İslam güzel ahlaktır. Güzel ahlak, Peygamberimizin(sav) ahlakıdır. O gül kokulu sevgili buyuruyor: “ Ben güzel ahlakı tamamlamak üzere gönderildim.” Ahlaklı insan ihlaslı ve takva insandır. Allah’ın yasaklarından sakınır. Yani haramlardan sakınır. Kul hakkından sakınır.

İslam güzel ahlaktır.

Güzel ahlak, Peygamberimizin(sav) ahlakıdır.

O gül kokulu sevgili buyuruyor: ' Ben güzel ahlakı tamamlamak üzere gönderildim.'

Ahlaklı insan ihlaslı ve takva insandır.

Allah'ın yasaklarından sakınır. Yani haramlardan sakınır. Kul hakkından sakınır.

Ahlaklı insan Allah'tan korkar.

Ahlaklı insanı cemiyet tarafından sevilir.

Tıp fakültesinde bir ahlaksız hocamız vardı.

Öğrencilere, 'Ben de yok ama, sizde ahlak ararım' derdi.

***

Ahlaklı toplum daima huzur içinde olur.

Birbirine malını ve canını güvenir.

Çünkü, toplumda, içki, zina, kumar, yalancılık, terazide hile, az olur.

Tolumun, nesli de sağlam olur. Veledi zina yani piç de az olur.

Böyle bir ticareti düşünün. Hiç tereddüt etmeden gidip güven içinde malınızı alırsınız.

Bilirsiniz ki, O tüccar, 'Ben bugün siftah ettim. Onu da komşudan alın' der.

İşte bizim tarihimiz güzel ahlakla geçmiştir.

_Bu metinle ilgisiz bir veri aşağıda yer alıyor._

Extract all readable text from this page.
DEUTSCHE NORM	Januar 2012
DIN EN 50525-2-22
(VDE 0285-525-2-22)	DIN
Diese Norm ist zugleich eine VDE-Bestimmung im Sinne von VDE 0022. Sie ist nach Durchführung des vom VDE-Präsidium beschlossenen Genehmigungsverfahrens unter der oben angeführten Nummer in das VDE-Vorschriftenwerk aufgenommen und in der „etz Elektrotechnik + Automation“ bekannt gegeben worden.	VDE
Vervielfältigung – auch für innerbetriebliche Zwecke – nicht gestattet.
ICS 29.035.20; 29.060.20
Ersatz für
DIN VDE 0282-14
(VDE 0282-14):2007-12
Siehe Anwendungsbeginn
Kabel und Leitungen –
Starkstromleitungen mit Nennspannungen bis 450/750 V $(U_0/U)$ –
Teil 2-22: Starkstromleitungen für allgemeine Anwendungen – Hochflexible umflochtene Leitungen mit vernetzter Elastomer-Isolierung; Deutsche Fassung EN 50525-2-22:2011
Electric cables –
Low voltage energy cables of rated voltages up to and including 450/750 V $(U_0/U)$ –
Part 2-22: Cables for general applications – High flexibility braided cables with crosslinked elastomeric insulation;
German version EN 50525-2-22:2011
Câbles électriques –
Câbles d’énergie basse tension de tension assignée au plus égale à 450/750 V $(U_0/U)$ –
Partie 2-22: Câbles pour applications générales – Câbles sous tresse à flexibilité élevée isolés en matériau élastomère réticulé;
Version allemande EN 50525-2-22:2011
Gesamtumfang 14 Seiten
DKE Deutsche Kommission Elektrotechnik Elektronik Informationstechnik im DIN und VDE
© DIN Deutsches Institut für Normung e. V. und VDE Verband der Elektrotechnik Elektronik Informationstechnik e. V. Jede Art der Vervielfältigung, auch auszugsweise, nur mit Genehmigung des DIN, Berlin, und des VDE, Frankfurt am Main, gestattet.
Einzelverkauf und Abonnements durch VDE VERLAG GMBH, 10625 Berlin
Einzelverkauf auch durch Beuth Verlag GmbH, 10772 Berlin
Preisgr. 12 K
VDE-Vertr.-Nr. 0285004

Bir ağacın altında unuttuğu çıkınını bir hafta sonra gidip alır.

Onun için Allah bu millete, dünya hakimiyeti vermiştir.

***

Allah, ahlaksız toplumları helak eder. Yere batırır.

Daha önce Lut kavmini, ve diğer kavimleri batırdığı gibi…

Kahramanmaraş depreminde de bu kadar büyük hasarın olması şüphesiz ahlaksızlıktandır.

İnşaat şirketlerinin ahlakı toplumu yer ile yeksan etti.

İnsanlarda, bir süs ve gösteriş merakı oluştu.

En büyük, en gösterişli binalara heveslendiler.

Bina sağlam mı? burada benim hayatım tehlikede mi? demediler.

Kolonlarını kestiler. Bazen binayı ruhsatsız olarak daha çok yükselttiler.

Halbuki gölcük depremi çok iyi bir örnekti.

Minareleri, ustalar daha çok para almak için, iki şerefeli, üç şerefeli yaptılar.

Yer ığranınca da hepsi yerle bir oldu.

***

Peki çözüm nedir?

Tabii ki güzel ahlak.

Nerede bulacağız?

İnsanda bu nefis oldukça, bu kanaatsızlık oldukça bu tamah oldukça,

Kadına, makama ve paraya düşkünlük oldukça, sorunu çözmek iki şarta bağlıdır.

Birincisi, İslami eğitim,

İkincisi de ağır ceza…

Bunun yolu, milli eğitimin müfredatını, İslami eğitime göre düzenlemek.

Türk ceza kanununu yeniden gözden geçirip,

Bütün suçların cezasını artırmaktır.

Daha kısa bir çözüm var.

İslam hukukunu uygulamak. Ne suç kalır, ne de huzursuzluk?

Mutlu bir toplum meydana gelir.

Ya, Le monde gazetesi kızarsa ?

Zaten ona uyduk bu hale geldik.

Yapacak başka şey yoktur.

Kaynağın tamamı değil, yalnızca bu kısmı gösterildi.